L’alternative aux cellules embryonnaires humaines récompensée par le Prix Nobel 2012

En dépit de cette reconnaissance scientifique internationale de la plus haute instance qu’est le Prix Nobel de médecine, est inscrit à l’ordre du jour de la séance publique du Sénat le 4 décembre 2012, une modification d’une loi âgée d’1 an (loi n° 2011-814 du 7 juillet 2011 relative à la bioéthique autorisant sous certaines conditions la recherche sur l'embryon et les cellules souches embryonnaires). Cette modification vise à autoriser les recherches sur l’embryon humain et les cellules embryonnaires. Pourtant, le contexte scientifique international, illustré par ce Prix Nobel, atteste remarquablement de tout le potentiel des cellules dites iPS.

L'exposé du Pr. S. Yamanaka lors de son passage récent en France permet un éclairage scientifique du positionnement juridique décalé, proposé à travers cette modification de loi. Prix Nobel de médecine 2012 pour ses travaux sur les cellules souches, Shinya Yamanaka a participé le 12 novembre dernier à l’Académie des Sciences à un colloque au cours duquel il a exposé son itinéraire scientifique et ses projets.

Il a commencé sa carrière comme chirurgien orthopédiste. Très vite, de son propre aveu, il a reconnu qu’il ne serait jamais un grand chirurgien, faute d’une dextérité suffisante, et il s’est orienté vers la biologie. Ses premiers travaux sur des gènes de contrôle du métabolisme des lipides l’amènent à une cascade de surprises. Après avoir trouvé que la régulation anormale de l’un de ces gènes, NAT1, est impliqué dans la formation de tumeurs dans le foie, il comprend que celui-ci est en fait présent dans les cellules souches embryonnaires de souris. De manère plus fondamentale encore, il identifie sa responsabilité dans la pluripotence de ces cellules, autrement dit de leur capacité à donner tous les types cellulaires de l’organisme adulte. Après ces premiers travaux réalisés à l’institut Gladstone à San Francisco, il regagne le Japon, où il est recruté à l’Université de Nara, puis de Kyoto. Ayant très rapidement saisi l’importance de cette découverte, il s’attelle à l’analyse des phénomènes fondamentaux de la différenciation cellulaire, aidé pour cela de trois personnes: deux chercheurs post-doctoraux et une technicienne.

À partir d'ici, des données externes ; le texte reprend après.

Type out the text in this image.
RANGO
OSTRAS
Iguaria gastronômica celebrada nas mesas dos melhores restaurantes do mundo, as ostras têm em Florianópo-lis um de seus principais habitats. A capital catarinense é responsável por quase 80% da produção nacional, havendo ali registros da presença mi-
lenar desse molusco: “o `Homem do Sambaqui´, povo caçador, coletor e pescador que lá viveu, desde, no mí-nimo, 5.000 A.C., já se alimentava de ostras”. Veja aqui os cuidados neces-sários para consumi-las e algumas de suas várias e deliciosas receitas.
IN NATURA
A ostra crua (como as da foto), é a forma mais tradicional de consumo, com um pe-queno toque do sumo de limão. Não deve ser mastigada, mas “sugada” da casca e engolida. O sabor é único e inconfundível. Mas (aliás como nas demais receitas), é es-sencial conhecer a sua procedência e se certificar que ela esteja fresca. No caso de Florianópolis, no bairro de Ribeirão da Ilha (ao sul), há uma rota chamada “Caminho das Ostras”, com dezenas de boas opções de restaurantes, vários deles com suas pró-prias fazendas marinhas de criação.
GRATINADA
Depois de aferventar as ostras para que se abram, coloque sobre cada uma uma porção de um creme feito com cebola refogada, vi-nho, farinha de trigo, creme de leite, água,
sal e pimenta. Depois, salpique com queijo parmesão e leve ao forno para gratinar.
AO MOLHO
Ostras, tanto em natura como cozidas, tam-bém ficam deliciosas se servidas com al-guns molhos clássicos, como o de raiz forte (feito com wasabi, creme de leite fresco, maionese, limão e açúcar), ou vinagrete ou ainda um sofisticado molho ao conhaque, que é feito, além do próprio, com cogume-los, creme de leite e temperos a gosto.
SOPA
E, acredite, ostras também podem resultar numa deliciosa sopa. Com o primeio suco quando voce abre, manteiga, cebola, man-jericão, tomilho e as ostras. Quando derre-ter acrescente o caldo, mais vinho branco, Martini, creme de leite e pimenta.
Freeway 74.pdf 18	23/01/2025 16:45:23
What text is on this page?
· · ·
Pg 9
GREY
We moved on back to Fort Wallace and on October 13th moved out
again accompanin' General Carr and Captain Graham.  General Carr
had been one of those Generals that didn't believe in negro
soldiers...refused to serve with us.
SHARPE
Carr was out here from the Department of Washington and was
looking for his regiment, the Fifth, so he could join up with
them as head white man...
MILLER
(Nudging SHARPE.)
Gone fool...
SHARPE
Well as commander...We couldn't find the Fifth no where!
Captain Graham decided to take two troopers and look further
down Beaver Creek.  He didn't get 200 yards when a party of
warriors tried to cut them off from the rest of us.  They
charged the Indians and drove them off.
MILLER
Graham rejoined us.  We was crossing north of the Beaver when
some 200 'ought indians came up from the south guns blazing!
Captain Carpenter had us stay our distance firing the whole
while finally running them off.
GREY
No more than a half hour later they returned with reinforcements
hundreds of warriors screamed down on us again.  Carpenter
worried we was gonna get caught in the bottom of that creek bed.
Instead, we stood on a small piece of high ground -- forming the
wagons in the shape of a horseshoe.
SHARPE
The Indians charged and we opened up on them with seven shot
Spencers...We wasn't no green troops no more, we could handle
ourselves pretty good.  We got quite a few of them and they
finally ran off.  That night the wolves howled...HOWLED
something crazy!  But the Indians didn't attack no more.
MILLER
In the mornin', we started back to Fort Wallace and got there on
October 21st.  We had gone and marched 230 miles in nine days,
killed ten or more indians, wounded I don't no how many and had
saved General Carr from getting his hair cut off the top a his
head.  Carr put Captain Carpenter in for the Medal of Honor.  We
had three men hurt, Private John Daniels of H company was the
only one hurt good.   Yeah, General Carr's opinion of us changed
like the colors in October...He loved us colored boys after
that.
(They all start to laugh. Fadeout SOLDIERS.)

Sa question est simple: est-il possible, et comment, de reprogrammer une cellule adulte pour lui redonner une pluripotentialité ? Souhaitant résoudre cette question chez l’homme, tout en respectant les règles éthiques du Japon de ne pas mener d’expérimentation sur l’embryon humain, il identifie minutieusement 24 gènes lui paraissant clé dans ce processus et dont le mélange fait apparaître par enchantement les cellules pluripotentielles tant espérées. Avec patience, il va, aidé de ses collègues, procéder à leur élimination systématique, un par un, pour enfin identifier la clé de cette reprogrammation : un cocktail de quatre gènes. L’introduction dans une cellule adulte des facteurs de transcription qui gouvernent l’activation de ces gènes lui permet en effet de faire de cette cellule une cellule pluripotente, la fameuse cellule iPS, qui devait faire de lui le Prix Nobel de Physiologie et Médecine 2012.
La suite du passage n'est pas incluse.